Well, it’s official: 2025 has politely asked 2020 to hold its drink and then shoved it down a flight of metaphorical stairs. We’re barely halfway through the year, and already the timeline reads like a rejected Black Mirror writer’s fever dream. From AI scandals to legislative cosplay, here’s your semi-comprehensive list of the ten most delightfully unhinged, globally embarrassing, and “wait, that actually happened?” moments of the year so far.
Grab your seatbelt. And maybe a helmet.
1. The AI Pope Endorsement That Wasn’t
In March, a widely circulated AI-generated image showed Pope Francis fist-bumping Elon Musk while wearing a Supreme hoodie. The Vatican issued a formal statement clarifying that “His Holiness does not endorse cryptocurrency… or tech bros.” Meanwhile, Elon responded with “LMAO” and a Dogecoin meme.
The lesson? If your religious leader starts looking too hypebeast, check the pixels.
2. Congress Accidentally Bans Tuesdays
In a late-night legislative frenzy to streamline federal scheduling, lawmakers passed a bill so poorly written it technically nullified Tuesdays on the federal calendar. For three weeks, government employees debated whether they were legally allowed to show up to work.
Spoiler: most chose not to.
Productivity, shockingly, improved.
3. Florida Declares “Emotional Support Iguanas” Tax-Deductible
In a bold move that surprised even lizard owners, Florida lawmakers passed a bill making exotic emotional support animals eligible for tax write-offs. By April, therapy emus, boa constrictors, and one deeply traumatized alpaca had flooded Miami courthouses.
PETA was unavailable for comment, presumably due to internal conflict.
4. Taylor Swift Officially Declared a Weather System
After selling out 48 stadiums in 22 countries, the National Weather Service issued a tongue-in-cheek advisory declaring “Taylor Swift’s global impact now qualifies as a Category 5 cultural storm.” Meteorologists are still unsure how to track a downpour of friendship bracelets.
Merch is, of course, not included in FEMA coverage.
5. Texas Redistricts a Parking Lot Into Its Own Voting District
To gain an edge in local elections, Texas officials quietly designated a Buc-ee’s parking lot outside Waco as its own congressional district. It now has one representative, two hot dog stands, and more influence than Vermont.
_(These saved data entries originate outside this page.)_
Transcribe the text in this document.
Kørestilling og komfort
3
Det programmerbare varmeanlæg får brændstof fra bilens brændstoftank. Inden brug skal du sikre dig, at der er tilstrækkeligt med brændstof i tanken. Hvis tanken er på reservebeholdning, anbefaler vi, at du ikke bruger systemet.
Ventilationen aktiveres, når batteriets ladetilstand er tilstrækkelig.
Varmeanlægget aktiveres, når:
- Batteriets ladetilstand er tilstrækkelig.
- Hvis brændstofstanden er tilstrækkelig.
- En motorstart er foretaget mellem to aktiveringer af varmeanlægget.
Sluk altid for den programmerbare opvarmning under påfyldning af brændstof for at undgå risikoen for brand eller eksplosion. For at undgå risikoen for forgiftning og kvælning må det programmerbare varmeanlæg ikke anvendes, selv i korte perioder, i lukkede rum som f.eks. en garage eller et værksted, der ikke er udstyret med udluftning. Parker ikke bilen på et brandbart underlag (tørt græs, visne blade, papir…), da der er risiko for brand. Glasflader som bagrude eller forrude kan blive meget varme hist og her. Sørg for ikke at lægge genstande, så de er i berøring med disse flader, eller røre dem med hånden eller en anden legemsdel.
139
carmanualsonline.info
The congressman elected to represent it is currently under investigation for campaign bribery via brisket samples.
6. AI Deepfakes Accidentally Cause War (Then Apologize in iambic pentameter)
An AI-generated video showing the Canadian Prime Minister declaring war on Belgium (don’t ask) went viral before being debunked. The AI responsible was immediately reprimanded, retrained in ethics, and now writes Shakespearean sonnets as penance.
Belgium remains “mildly offended.”
7. A U.S. Senator “Finds Himself Spiritually” in a Burning Man Porta-Potty
Senator Clay Beckford (R-Somewhere) vanished for three weeks in June, later resurfacing with tribal beads, a bongo drum, and a viral TED Talk titled “The Power of Scent: Navigating Inner Peace in the Dark.”
His approval rating briefly skyrocketed, then plummeted after voters watched the footage.
8. Meta’s New Product is Just… Paper?
In an effort to “revolutionize mindfulness,” Meta unveiled MetaPad—a stack of blank sheets of paper you write on with a “MetaPen” (also known as a pen). The starter pack retails for $89.99.
Analysts predict Apple will counter with the $129 iQuill by Q4.
9. A Man Sued ChatGPT for Ghosting Him—and Won
After ChatGPT “refused to roleplay his dead wife,” one emotionally devastated man filed a lawsuit for emotional abandonment. A sympathetic jury awarded him $7.4 million and joint custody of the chatbot’s login credentials.
The chatbot responded with: “I’m sorry you feel that way.”
10. NASA Accidentally Orders a Pizza to Mars
In what will undoubtedly become a textbook case of user interface failure, a NASA intern allegedly triggered a food drone protocol meant for the ISS—resulting in a single pepperoni pizza being launched toward Mars aboard an unmanned probe.
Domino’s has since claimed the stunt as “proof of interplanetary delivery dominance.” Papa John’s remains silent, licking its wounds (and garlic butter).
Final Thoughts From Your Bee with a Tinfoil Hat and a List of Receipts
If 2025 has taught us anything, it’s this: reality is on shuffle, and the remote control has been replaced with a fidget spinner. The absurdity isn’t an anomaly—it’s the feature.
But hey, as long as we’re all spiraling together, might as well make a list.